A teacher-led school is simply a professional partnership. Of course it can be managed well.
The idea of organizing a 'school' as a professional partnership has now hit the national media. The New York Times had a front-page story September 7th, 2010 about teachers in New Jersey. The Christian Science Monitor had a piece earlier about the teacher-led school in Denver.
This will cause discussion. What is this idea? Can it possibly work?
To clarify, quickly:
- Reporters jump on the "without a principal" -- which is the way people first perceived the automobile: a carriage without a horse. But partnerships are the organizational form professionals operate successfully in many fields: medicine, law, engineering, architecture, accounting, consulting. Partnerships work.
- There's a variety of ways to handle the administration. The teachers can share some of the duties. Sometimes one of them works just on administration -- while being clear s/he is not a 'boss'. The difference is that in a partnership the pyramid 'inverts: the administrator works for, serves, the professionals.

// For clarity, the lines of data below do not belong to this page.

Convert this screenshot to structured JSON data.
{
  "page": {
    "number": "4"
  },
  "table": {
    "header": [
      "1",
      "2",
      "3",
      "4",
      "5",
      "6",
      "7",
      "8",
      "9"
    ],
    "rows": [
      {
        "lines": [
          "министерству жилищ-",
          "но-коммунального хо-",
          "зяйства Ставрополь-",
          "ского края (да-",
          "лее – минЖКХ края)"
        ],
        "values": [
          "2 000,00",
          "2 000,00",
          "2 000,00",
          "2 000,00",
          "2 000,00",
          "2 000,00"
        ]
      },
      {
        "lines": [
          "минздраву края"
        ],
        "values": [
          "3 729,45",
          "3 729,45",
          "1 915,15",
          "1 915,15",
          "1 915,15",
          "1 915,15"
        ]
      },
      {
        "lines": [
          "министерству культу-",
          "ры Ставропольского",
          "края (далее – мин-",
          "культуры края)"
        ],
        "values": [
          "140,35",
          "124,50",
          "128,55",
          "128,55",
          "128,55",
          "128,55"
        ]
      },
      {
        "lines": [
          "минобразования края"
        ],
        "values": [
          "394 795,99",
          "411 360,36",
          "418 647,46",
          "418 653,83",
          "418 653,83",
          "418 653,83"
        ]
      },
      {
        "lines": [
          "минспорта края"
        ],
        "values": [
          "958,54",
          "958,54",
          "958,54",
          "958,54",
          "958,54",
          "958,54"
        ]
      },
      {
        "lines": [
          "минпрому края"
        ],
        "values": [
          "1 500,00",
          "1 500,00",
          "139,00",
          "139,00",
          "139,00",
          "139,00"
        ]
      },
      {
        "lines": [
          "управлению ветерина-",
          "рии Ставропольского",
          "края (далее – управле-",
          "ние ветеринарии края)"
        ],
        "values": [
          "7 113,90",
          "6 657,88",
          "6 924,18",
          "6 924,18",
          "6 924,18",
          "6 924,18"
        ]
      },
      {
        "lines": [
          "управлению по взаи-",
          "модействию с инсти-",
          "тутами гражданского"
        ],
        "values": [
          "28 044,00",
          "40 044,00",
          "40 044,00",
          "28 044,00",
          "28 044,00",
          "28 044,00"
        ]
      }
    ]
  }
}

- In truth a partnership has two leaders. There's a professional leader. And an administrative leader. Education has been out of step, with its notion that one individual can be the best at both. Perhaps it's time education came to the normal model.
- Schools have been operating successfully as partnerships for years. Partnerships happened long before they were reported. And there are conventional schools where smart principals give teachers a larger role; making them partners at least in the learning.

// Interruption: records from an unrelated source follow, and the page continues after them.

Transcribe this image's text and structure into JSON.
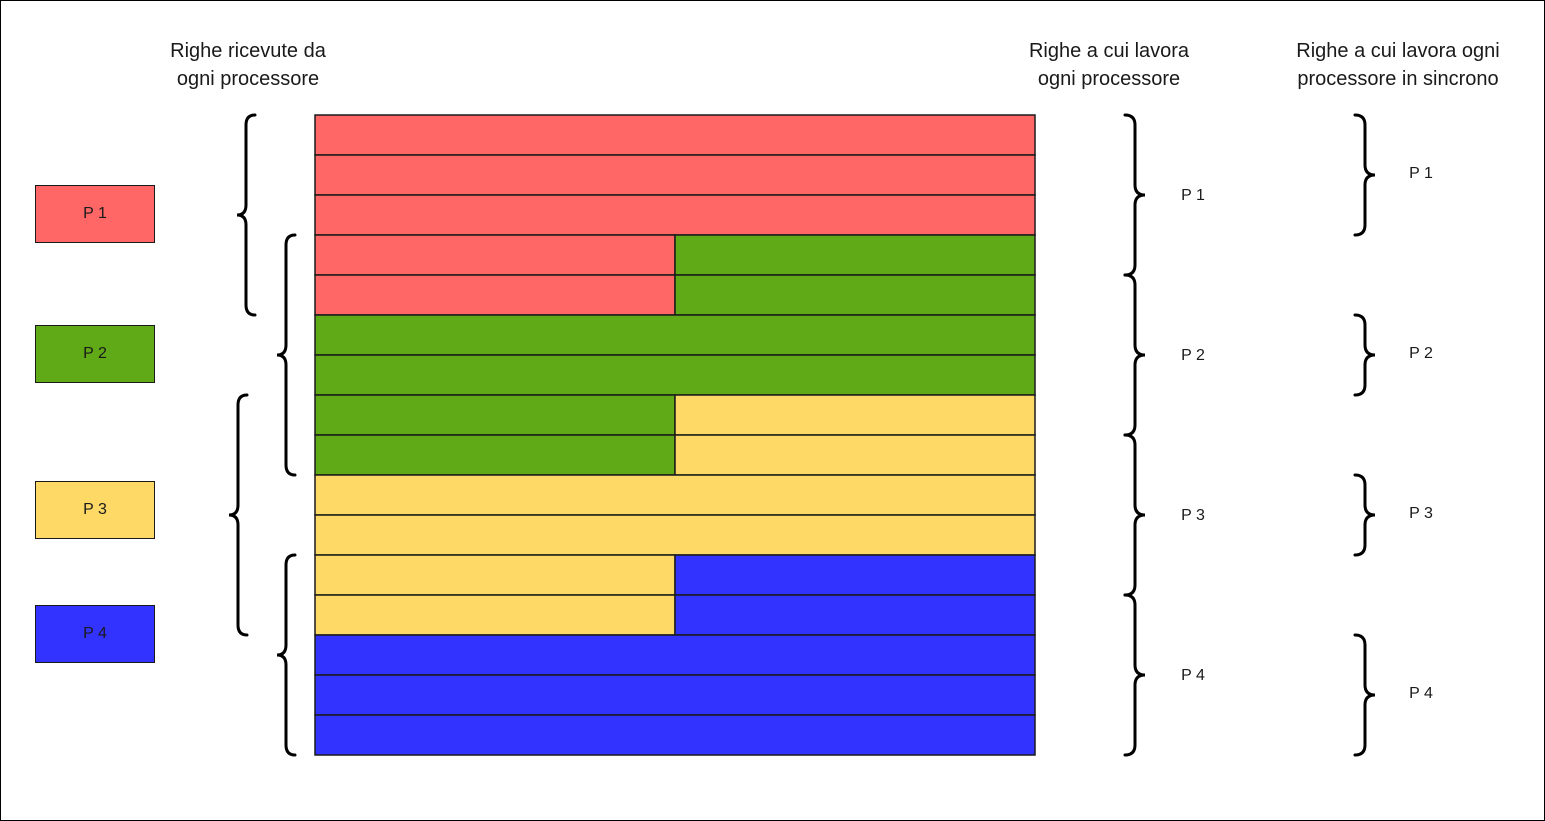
{
  "headings": {
    "received": "Righe ricevute da\nogni processore",
    "work": "Righe a cui lavora\nogni processore",
    "sync": "Righe a cui lavora ogni\nprocessore in sincrono"
  },
  "processors": [
    {
      "id": "p1",
      "label": "P 1",
      "color": "#FF6666"
    },
    {
      "id": "p2",
      "label": "P 2",
      "color": "#60A917"
    },
    {
      "id": "p3",
      "label": "P 3",
      "color": "#FFD966"
    },
    {
      "id": "p4",
      "label": "P 4",
      "color": "#3333FF"
    }
  ],
  "grid": {
    "rows": [
      [
        "p1"
      ],
      [
        "p1"
      ],
      [
        "p1"
      ],
      [
        "p1",
        "p2"
      ],
      [
        "p1",
        "p2"
      ],
      [
        "p2"
      ],
      [
        "p2"
      ],
      [
        "p2",
        "p3"
      ],
      [
        "p2",
        "p3"
      ],
      [
        "p3"
      ],
      [
        "p3"
      ],
      [
        "p3",
        "p4"
      ],
      [
        "p3",
        "p4"
      ],
      [
        "p4"
      ],
      [
        "p4"
      ],
      [
        "p4"
      ]
    ]
  },
  "received_rows": [
    {
      "processor": "p1",
      "from_row": 1,
      "to_row": 5
    },
    {
      "processor": "p2",
      "from_row": 4,
      "to_row": 9
    },
    {
      "processor": "p3",
      "from_row": 8,
      "to_row": 13
    },
    {
      "processor": "p4",
      "from_row": 12,
      "to_row": 16
    }
  ],
  "work_rows": [
    {
      "processor": "p1",
      "label": "P 1",
      "from_row": 1,
      "to_row": 4
    },
    {
      "processor": "p2",
      "label": "P 2",
      "from_row": 5,
      "to_row": 8
    },
    {
      "processor": "p3",
      "label": "P 3",
      "from_row": 9,
      "to_row": 12
    },
    {
      "processor": "p4",
      "label": "P 4",
      "from_row": 13,
      "to_row": 16
    }
  ],
  "sync_rows": [
    {
      "processor": "p1",
      "label": "P 1",
      "from_row": 1,
      "to_row": 3
    },
    {
      "processor": "p2",
      "label": "P 2",
      "from_row": 6,
      "to_row": 7
    },
    {
      "processor": "p3",
      "label": "P 3",
      "from_row": 10,
      "to_row": 11
    },
    {
      "processor": "p4",
      "label": "P 4",
      "from_row": 14,
      "to_row": 16
    }
  ]
}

- The teacher-led school is a good idea from the public-interest standpoint, too. It's the key to accountability. Nobody wants to be 'held accountable' for things they can't control. You wouldn't. But teachers will accept the responsibility for student and school success when they can control what matters for student and school success.
- So the key that makes a partnership school work is autonomy; the ability to run its budget, select its faculty, and decide what approach to learning will work best for the students.